Bad Breath

Bad breath is breath that has an unpleasant odor, otherwise known as halitosis. This odor can occur from time to time, or it can be long lasting, depending on the cause.

Millions of bacteria live in the mouth, particularly on the back of the tongue.

In many people, the primary causes of bad breath is the bacteria leaving in the mouth, particularly below the tongue, necessitated by the mouth's warm, moist conditions favoring growth of these bacteria. Most bad breath is caused by something in the mouth.

Some types of bad breath are considered to be fairly normal. They usually are not health concerns. One example is "morning mouth." This occurs because of changes in your mouth while you sleep. During the day, saliva washes away decaying food and odors. The body makes less saliva at night. Your mouth becomes dry, and dead cells stick to your tongue and to the inside of your cheeks. When bacteria use these cells for food, they produce a foul odor.

Other causes of bad breath:

Poor dental hygiene - Infrequent or improper brushing and flossing, allows bits of food that are stuck between the teeth to decay inside the mouth. Poor oral hygiene eventually will lead to periodontal (gum) disease, which also can cause bad breath.

Infections in the mouth- These can be caused by either a cavity in a tooth or by periodontal (gum) disease.

Respiratory tract infections - Throat, sinus or lung infections

External source- Garlic, onions, coffee, cigarette smoking, chewing tobacco. Smoking and drinking coffee, tea and/or red wine will contribute to your teeth becoming discolored.

Dry mouth (xerostomia)- This can be caused by salivary gland problems, medicines or "mouth breathing." A large number of prescriptions and over the counter medicines cause dry mouth.

Illnesses- Diabetes, liver disease, kidney disease, lung disease, sinus disease, reflux disease and others

Psychiatric illness- Some people may believe they have bad breath, but others do not notice it. This is referred to as "pseudohalitosis."


You may not always know that you have bad breath. That's because odor-detecting cells in the nose eventually get used to the smell. Other people may notice and react by stepping away from you as you speak, or making a face.

Other symptoms depend on the underlying cause of bad breath:

Infections in the mouth- Symptoms depend on the type of infection. They can include:

*Red or swollen gums that may bleed easily, especially after brushing or flossing

*Pus between teeth or a pocket of pus (abscess) at the base of a tooth

*Loose teeth or a change in how a denture fits

*Painful, open sores on the tongue or gums

Respiratory tract infections- Symptoms may include:

*Sore throat

*Swollen lymph nodes ("swollen glands") in the neck


*Stuffy nose

*A greenish or yellowish discharge from the nose

*A cough that produces mucus

Dry mouth- Symptoms may include:

Difficulty swallowing dry foods

Difficulty speaking for a long time because of mouth dryness

Burning in the mouth

An unusually high number of cavities

Dry eyes (in Sjogren's syndrome)

Illnesses- Symptoms of diabetes, lung disease, kidney failure or liver disease


*A dentist or physician may notice bad breath during an office visit. Sometimes, the smell of the patient's breath may suggest a likely cause for the problem. For example, "fruity" breath may be a sign of uncontrolled diabetes. A urine-like smell, especially in a person who is at high risk of kidney disease, can sometimes indicate kidney failure.
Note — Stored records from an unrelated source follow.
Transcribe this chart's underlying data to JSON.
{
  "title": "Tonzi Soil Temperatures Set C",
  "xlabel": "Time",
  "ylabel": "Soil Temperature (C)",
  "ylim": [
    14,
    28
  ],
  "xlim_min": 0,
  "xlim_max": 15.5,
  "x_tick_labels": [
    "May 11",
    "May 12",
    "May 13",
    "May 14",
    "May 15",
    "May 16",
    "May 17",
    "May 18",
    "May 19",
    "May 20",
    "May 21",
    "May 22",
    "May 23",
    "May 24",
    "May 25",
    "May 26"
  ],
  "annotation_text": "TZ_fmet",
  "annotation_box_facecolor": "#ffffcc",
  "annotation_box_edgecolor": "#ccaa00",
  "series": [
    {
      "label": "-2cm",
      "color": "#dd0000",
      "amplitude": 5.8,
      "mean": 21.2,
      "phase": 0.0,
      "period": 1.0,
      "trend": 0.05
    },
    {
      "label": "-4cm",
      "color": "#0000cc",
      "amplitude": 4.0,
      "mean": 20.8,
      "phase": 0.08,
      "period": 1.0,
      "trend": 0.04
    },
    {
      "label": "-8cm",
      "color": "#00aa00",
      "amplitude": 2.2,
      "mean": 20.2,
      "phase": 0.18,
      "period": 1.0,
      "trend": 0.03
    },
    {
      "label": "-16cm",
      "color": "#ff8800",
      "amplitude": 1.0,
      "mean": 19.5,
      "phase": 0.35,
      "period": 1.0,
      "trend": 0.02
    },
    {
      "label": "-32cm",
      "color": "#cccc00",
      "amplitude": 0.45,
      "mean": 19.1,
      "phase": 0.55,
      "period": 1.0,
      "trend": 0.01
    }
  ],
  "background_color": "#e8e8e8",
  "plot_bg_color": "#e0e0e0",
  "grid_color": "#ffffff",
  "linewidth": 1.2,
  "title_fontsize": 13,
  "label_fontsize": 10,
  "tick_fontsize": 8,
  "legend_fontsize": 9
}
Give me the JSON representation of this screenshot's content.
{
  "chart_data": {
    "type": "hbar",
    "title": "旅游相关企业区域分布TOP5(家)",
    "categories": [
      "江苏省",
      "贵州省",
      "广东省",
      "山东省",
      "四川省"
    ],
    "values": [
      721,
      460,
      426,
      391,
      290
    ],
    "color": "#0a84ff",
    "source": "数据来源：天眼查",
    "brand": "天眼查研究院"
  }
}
*Your dentist will review your medical history for conditions that can cause bad breath and for medicines that can cause dry mouth. Your dentist also will ask you about your diet, personal habits (smoking, chewing tobacco) and any symptoms. He or she also will ask who noticed the bad breath and when.
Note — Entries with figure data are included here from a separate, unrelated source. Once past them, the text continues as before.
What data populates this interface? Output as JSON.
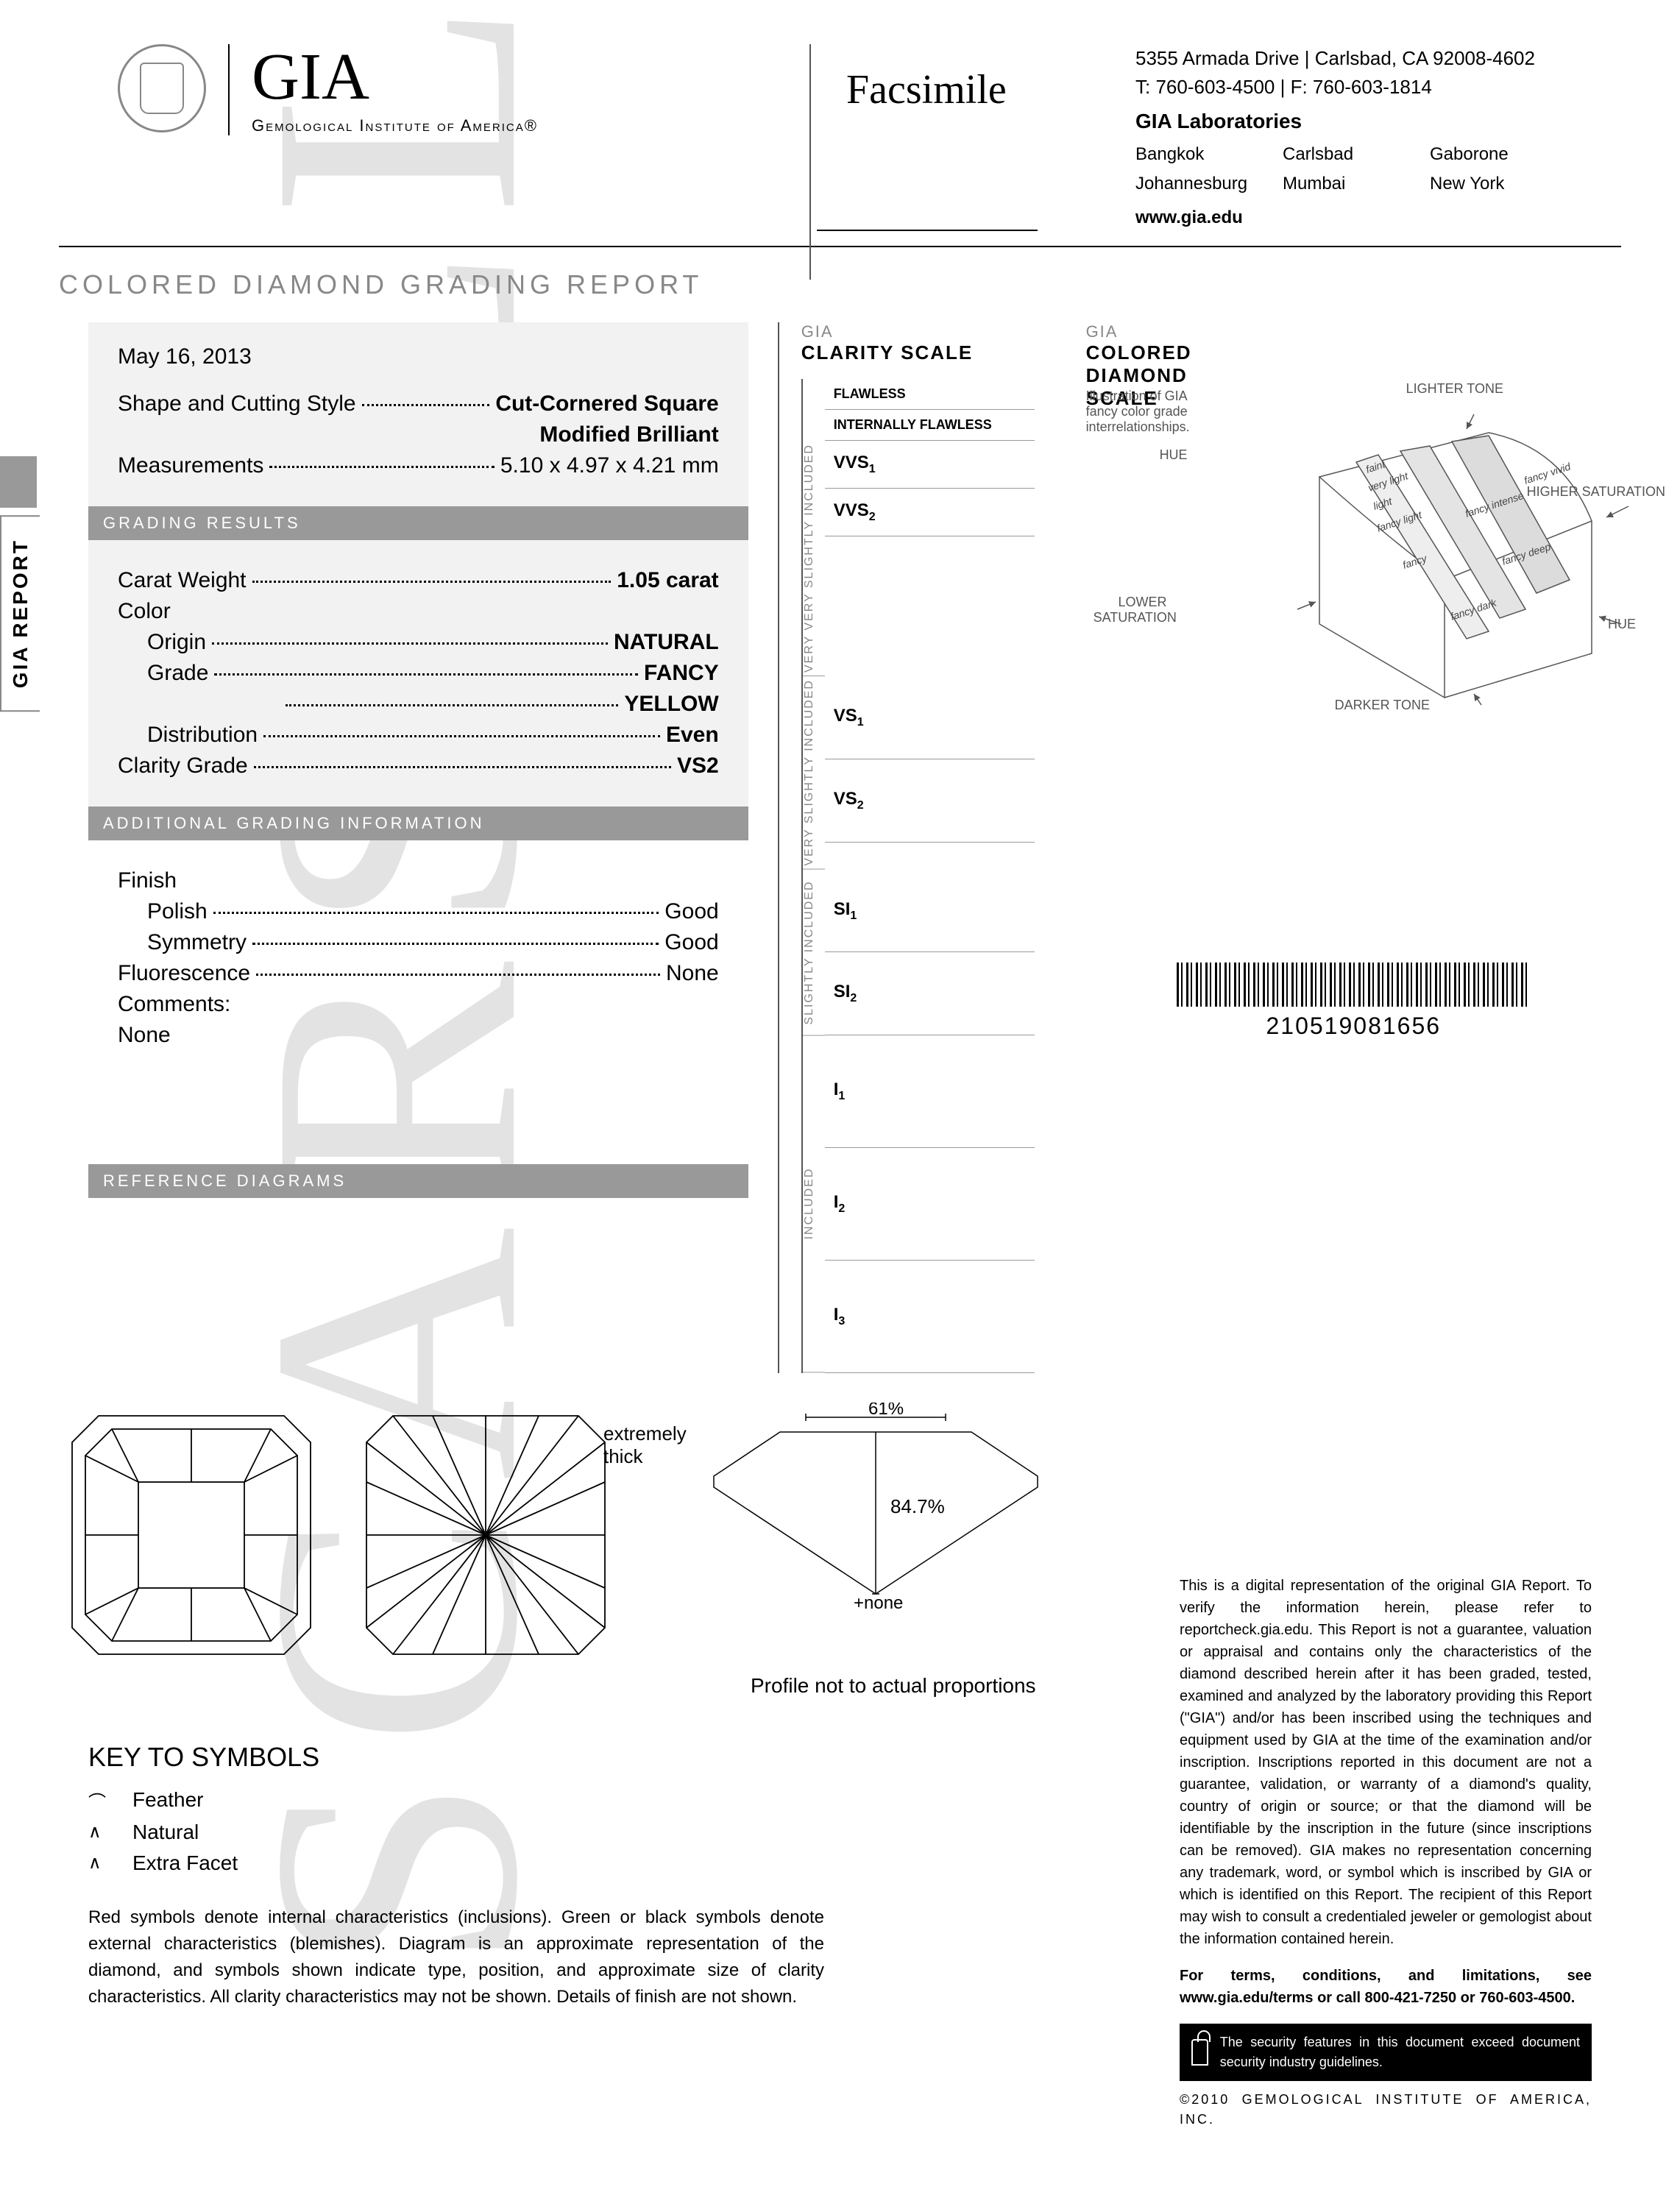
{
  "header": {
    "org_name": "GIA",
    "org_sub": "Gemological Institute of America®",
    "doc_type": "Facsimile",
    "address": "5355 Armada Drive | Carlsbad, CA 92008-4602",
    "phone": "T: 760-603-4500  |  F: 760-603-1814",
    "labs_title": "GIA Laboratories",
    "cities": [
      "Bangkok",
      "Carlsbad",
      "Gaborone",
      "Johannesburg",
      "Mumbai",
      "New York"
    ],
    "website": "www.gia.edu"
  },
  "report": {
    "title": "COLORED DIAMOND GRADING REPORT",
    "side_tab": "GIA REPORT",
    "date": "May 16, 2013",
    "shape_label": "Shape and Cutting Style",
    "shape_value1": "Cut-Cornered Square",
    "shape_value2": "Modified Brilliant",
    "measurements_label": "Measurements",
    "measurements_value": "5.10 x 4.97 x 4.21 mm"
  },
  "sections": {
    "grading": "GRADING RESULTS",
    "additional": "ADDITIONAL GRADING INFORMATION",
    "reference": "REFERENCE DIAGRAMS"
  },
  "grading": {
    "carat_label": "Carat Weight",
    "carat_value": "1.05 carat",
    "color_label": "Color",
    "origin_label": "Origin",
    "origin_value": "NATURAL",
    "grade_label": "Grade",
    "grade_value1": "FANCY",
    "grade_value2": "YELLOW",
    "dist_label": "Distribution",
    "dist_value": "Even",
    "clarity_label": "Clarity Grade",
    "clarity_value": "VS2"
  },
  "additional": {
    "finish_label": "Finish",
    "polish_label": "Polish",
    "polish_value": "Good",
    "symmetry_label": "Symmetry",
    "symmetry_value": "Good",
    "fluor_label": "Fluorescence",
    "fluor_value": "None",
    "comments_label": "Comments:",
    "comments_value": "None"
  },
  "clarity_scale": {
    "org": "GIA",
    "title": "CLARITY SCALE",
    "groups": [
      {
        "side": "",
        "items": [
          "FLAWLESS",
          "INTERNALLY FLAWLESS"
        ]
      },
      {
        "side": "VERY VERY SLIGHTLY INCLUDED",
        "items": [
          "VVS₁",
          "VVS₂"
        ]
      },
      {
        "side": "VERY SLIGHTLY INCLUDED",
        "items": [
          "VS₁",
          "VS₂"
        ]
      },
      {
        "side": "SLIGHTLY INCLUDED",
        "items": [
          "SI₁",
          "SI₂"
        ]
      },
      {
        "side": "INCLUDED",
        "items": [
          "I₁",
          "I₂",
          "I₃"
        ]
      }
    ]
  },
  "color_scale": {
    "org": "GIA",
    "title1": "COLORED",
    "title2": "DIAMOND",
    "title3": "SCALE",
    "caption": "Illustration of GIA fancy color grade interrelationships.",
    "labels": {
      "lighter": "LIGHTER TONE",
      "higher": "HIGHER SATURATION",
      "hue": "HUE",
      "darker": "DARKER TONE",
      "lower": "LOWER SATURATION"
    },
    "grades": [
      "faint",
      "very light",
      "light",
      "fancy light",
      "fancy",
      "fancy intense",
      "fancy vivid",
      "fancy deep",
      "fancy dark"
    ]
  },
  "barcode": "210519081656",
  "profile": {
    "girdle": "extremely thick",
    "table_pct": "61%",
    "depth_pct": "84.7%",
    "culet": "none",
    "caption": "Profile not to actual proportions"
  },
  "key": {
    "title": "KEY TO SYMBOLS",
    "items": [
      {
        "sym": "⌒",
        "label": "Feather"
      },
      {
        "sym": "∧",
        "label": "Natural"
      },
      {
        "sym": "∧",
        "label": "Extra Facet"
      }
    ],
    "note": "Red symbols denote internal characteristics (inclusions). Green or black symbols denote external characteristics (blemishes). Diagram is an approximate representation of the diamond, and symbols shown indicate type, position, and approximate size of clarity characteristics. All clarity characteristics may not be shown. Details of finish are not shown."
  },
  "disclaimer": {
    "text": "This is a digital representation of the original GIA Report. To verify the information herein, please refer to reportcheck.gia.edu. This Report is not a guarantee, valuation or appraisal and contains only the characteristics of the diamond described herein after it has been graded, tested, examined and analyzed by the laboratory providing this Report (\"GIA\") and/or has been inscribed using the techniques and equipment used by GIA at the time of the examination and/or inscription. Inscriptions reported in this document are not a guarantee, validation, or warranty of a diamond's quality, country of origin or source; or that the diamond will be identifiable by the inscription in the future (since inscriptions can be removed). GIA makes no representation concerning any trademark, word, or symbol which is inscribed by GIA or which is identified on this Report. The recipient of this Report may wish to consult a credentialed jeweler or gemologist about the information contained herein.",
    "terms": "For terms, conditions, and limitations, see www.gia.edu/terms or call 800-421-7250 or 760-603-4500.",
    "security": "The security features in this document exceed document security industry guidelines.",
    "copyright": "©2010  GEMOLOGICAL  INSTITUTE  OF  AMERICA,  INC."
  },
  "watermark": "SCARSELLI",
  "colors": {
    "gray_bar": "#999999",
    "text_gray": "#888888",
    "bg_block": "#f2f2f2",
    "line": "#555555"
  }
}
*Your dentist will examine your teeth, gums, mouth and salivary glands. He or she also will feel your head and neck and will evaluate your breath when you exhale from your nose and from your mouth.
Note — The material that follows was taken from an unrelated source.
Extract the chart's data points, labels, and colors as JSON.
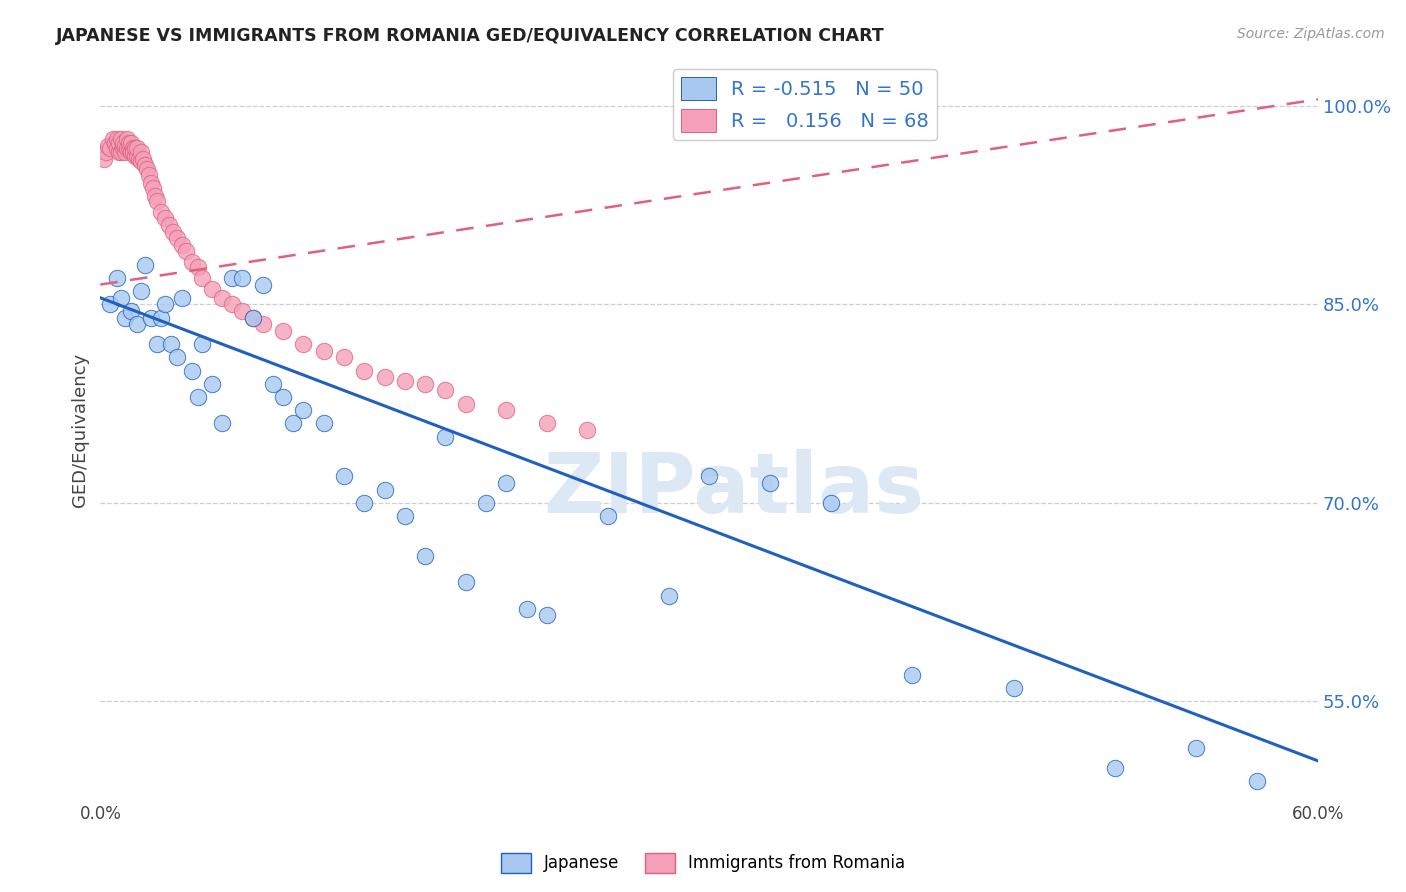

*Your dentist may refer you to your family physician if an illness is the most likely cause. In severe cases of gum disease, your dentist may suggest that you see a periodontist (dentist who specializes in gum problems).

*You will need diagnostic tests if the doctor suspects a lung infection, diabetes, kidney disease, liver disease or Sjogren's syndrome. The type of tests you get depends on the suspected illness. You may get blood tests, urine tests, X-rays of the chest or sinuses, or other tests.

When Do I call a professional?

Call your dentist promptly if you have bad breath with loose teeth or painful, swollen gums that bleed easily. Also, call your doctor if you have bad breath along with any of the following symptoms:


*Sore throat

*Postnasal drip

*Discolored nasal discharge

*Cough that produces mucus

Even if you have none of these symptoms, call your dentist or physician if your bad breath continues despite a good diet and proper dental hygiene.

Sometimes bad breath can be a sign that a medical condition needs attention right away. If you have diabetes, gastroesophageal reflux disease (GERD) or chronic liver or kidney disease, ask your doctor what bad breath may mean for your condition.